The difference between a tourist and a traveller is that a tourist likes to see things from a safe distance.   A tourist likes to get a taste of things without being too committed to them, or too involved in them.   A traveller takes a different approach.   A traveller is motivated by a love for people or by the challenges of exotic locations.    A traveller is willing to adapt and to adjust and to respect the people and the land where he or she is the guest.   A traveller asks the question, “Could I be at home here?” and takes the time to experience what it is really like to live there. 
Luke makes it very clear that Simeon and Anna were not just spiritual tourists.   He makes it clear that they were genuine children of God, genuine citizens of God’s Kingdom.    He tells us that they knew the peace of God even in the midst of their struggles of life and their waiting for the Messiah.   He also makes it clear that Mary and Joseph were genuine citizens, keeping the law out of faith, not just out of tradition, and fulfilling the duties of faith out of a love for God.   

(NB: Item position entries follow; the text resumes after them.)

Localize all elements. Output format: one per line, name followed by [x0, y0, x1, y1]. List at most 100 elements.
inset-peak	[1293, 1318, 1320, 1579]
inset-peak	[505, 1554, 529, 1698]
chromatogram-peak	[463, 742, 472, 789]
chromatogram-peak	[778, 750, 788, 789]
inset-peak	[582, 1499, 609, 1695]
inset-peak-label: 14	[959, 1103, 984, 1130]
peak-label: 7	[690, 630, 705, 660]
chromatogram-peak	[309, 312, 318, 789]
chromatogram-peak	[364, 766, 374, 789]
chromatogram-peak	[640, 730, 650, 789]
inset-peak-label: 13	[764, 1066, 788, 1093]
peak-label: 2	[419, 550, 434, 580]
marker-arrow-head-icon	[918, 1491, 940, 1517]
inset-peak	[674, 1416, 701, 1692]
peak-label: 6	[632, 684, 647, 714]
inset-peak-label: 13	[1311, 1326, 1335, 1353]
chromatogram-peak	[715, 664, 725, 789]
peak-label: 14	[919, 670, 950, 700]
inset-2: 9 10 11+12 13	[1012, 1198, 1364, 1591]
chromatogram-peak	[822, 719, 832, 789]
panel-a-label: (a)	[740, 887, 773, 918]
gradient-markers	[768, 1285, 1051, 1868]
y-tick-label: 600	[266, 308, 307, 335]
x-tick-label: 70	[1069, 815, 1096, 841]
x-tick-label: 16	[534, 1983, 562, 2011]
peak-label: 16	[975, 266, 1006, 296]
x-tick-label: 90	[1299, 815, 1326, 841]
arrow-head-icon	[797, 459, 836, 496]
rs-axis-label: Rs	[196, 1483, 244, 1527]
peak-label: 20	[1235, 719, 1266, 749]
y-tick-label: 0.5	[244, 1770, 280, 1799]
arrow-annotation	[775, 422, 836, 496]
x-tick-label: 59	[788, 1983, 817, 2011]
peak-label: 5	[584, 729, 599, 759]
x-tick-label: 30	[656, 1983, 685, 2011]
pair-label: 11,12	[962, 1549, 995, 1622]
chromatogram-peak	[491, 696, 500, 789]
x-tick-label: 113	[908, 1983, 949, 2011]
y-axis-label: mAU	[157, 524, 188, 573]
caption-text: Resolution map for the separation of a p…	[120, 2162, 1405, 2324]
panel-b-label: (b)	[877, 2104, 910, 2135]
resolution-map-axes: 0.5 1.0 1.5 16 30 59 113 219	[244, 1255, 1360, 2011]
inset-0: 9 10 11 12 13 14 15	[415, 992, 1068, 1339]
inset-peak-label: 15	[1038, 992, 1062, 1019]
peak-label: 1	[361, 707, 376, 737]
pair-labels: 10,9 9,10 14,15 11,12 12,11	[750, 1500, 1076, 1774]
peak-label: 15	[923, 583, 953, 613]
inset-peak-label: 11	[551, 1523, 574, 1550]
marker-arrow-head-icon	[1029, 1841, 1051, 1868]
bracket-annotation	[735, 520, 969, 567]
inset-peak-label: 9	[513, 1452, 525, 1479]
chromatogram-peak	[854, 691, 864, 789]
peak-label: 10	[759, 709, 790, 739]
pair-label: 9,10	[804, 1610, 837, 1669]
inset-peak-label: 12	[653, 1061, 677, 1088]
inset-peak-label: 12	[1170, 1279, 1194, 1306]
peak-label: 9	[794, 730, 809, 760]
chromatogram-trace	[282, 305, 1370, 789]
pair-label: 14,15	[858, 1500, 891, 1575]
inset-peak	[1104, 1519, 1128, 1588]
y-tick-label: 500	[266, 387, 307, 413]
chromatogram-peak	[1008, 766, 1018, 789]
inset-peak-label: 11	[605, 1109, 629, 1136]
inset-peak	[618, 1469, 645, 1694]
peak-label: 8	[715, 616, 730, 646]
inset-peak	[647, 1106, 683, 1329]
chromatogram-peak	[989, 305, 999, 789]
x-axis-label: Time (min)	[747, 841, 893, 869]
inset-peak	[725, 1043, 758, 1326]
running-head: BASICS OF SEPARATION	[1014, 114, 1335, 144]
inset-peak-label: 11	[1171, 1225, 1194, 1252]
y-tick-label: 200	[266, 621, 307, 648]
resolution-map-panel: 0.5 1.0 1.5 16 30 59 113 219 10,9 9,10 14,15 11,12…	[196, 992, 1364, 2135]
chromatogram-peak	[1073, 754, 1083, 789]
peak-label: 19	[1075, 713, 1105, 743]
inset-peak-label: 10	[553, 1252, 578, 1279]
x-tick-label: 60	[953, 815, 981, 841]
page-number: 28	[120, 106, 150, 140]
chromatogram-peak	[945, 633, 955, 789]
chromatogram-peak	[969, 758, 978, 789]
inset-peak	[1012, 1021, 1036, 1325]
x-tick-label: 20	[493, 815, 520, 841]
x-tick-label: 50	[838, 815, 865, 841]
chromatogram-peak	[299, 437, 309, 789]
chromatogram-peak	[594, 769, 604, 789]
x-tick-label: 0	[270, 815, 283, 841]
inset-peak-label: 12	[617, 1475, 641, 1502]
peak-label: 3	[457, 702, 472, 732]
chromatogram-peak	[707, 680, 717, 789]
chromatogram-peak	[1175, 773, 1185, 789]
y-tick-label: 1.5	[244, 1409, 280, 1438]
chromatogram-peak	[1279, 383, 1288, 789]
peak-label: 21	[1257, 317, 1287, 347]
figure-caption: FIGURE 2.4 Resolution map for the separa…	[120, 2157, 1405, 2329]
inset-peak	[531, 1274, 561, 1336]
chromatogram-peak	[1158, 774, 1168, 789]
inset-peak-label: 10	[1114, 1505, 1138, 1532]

They were all people who marvelled at God’s Word.   They were all people who took God’s Word personally.   They were all people who could be stung by God’s Word, but also appreciated it and rejoiced in it, because through it, they could recognize their Lord and their Saviour.
If you are more than just a spiritual tourist, you simply cannot look upon Jesus without learning something about yourself.   You cannot encounter God’s Word without having it reveal to you what attitude you truly have toward Him.    You cannot encounter God’s Word without yourself marvelling at what God’s Word tells you about the forgiveness of your sins in Jesus Christ.  
May God move you to be a true participant in the saving faith He has offered you.   May God move you, too, to be far more than a spiritual tourist, and far more than a spiritual traveller alone.   May God bless you, so that through God’s Word and by the power of the Holy Spirit, you may marvel at the grace of God and that you, too, may be dismissed in peace!
May this be so for Jesus’ sake.  Amen.